Había oído que los alimentos se contaminaban con plomo al envasarlos.

Nueva mentira.

Que las latas abolladas disminuían la calidad de los alimentos.

Más mentiras.

Bansky comía así desde que se había quedado solo en el mundo. Se había informado bien de los riesgos. Y es que no había riesgos. Además, los alimentos envasados perdían menos nutrientes que los que se preparaban en casa, y poca gente lo sabía.

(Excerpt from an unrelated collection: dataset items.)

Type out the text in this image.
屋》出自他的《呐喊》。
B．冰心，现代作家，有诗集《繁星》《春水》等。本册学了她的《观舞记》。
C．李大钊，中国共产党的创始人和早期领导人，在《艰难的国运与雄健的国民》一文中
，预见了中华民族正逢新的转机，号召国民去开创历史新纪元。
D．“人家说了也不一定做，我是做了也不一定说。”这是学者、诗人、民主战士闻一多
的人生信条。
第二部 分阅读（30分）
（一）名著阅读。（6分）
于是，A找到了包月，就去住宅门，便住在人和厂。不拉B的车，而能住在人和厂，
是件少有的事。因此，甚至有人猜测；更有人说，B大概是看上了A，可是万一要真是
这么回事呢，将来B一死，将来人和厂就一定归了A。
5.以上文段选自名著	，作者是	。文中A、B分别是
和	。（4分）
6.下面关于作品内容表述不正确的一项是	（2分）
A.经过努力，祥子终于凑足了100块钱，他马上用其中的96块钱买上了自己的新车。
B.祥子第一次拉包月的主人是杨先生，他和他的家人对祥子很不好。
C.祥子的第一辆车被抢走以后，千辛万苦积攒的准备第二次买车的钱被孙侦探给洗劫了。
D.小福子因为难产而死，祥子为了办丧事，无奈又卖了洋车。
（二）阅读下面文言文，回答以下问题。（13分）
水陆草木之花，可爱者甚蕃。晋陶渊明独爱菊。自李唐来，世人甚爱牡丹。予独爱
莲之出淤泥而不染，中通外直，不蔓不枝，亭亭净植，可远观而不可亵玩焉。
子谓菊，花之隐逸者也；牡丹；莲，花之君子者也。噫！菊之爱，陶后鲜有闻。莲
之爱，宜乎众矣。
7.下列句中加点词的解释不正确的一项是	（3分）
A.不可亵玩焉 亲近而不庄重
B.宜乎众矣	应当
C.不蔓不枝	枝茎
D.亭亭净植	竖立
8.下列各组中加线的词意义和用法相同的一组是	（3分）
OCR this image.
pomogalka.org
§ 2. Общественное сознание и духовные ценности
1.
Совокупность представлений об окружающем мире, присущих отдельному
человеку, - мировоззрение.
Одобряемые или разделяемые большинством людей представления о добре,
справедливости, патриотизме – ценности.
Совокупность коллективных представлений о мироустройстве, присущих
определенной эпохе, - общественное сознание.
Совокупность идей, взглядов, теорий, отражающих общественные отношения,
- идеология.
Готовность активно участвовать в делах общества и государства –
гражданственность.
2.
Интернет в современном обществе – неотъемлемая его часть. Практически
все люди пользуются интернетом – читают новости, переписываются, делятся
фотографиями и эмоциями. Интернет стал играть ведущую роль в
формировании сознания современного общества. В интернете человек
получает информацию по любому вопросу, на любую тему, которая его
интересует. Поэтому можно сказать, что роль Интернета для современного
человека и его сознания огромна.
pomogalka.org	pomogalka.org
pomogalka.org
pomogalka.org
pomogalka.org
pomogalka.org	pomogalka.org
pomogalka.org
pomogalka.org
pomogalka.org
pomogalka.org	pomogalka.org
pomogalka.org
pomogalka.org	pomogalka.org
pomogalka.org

Bansky divisó con orgullo los montones de latas y murmuró:

—Y mira lo bien que me va…

El zulo tenía instalación eléctrica y respiraderos que su padre había llevado a saber hasta qué sitio. En las esquinas superiores disponía de cuatro ventiladores que aireaban un poco el ambiente viciado. Bansky se sentó a comer. Sacó de uno de los cajones de la mesa los cubiertos y alcanzó una lata de atún y una bolsa de picos para empezar.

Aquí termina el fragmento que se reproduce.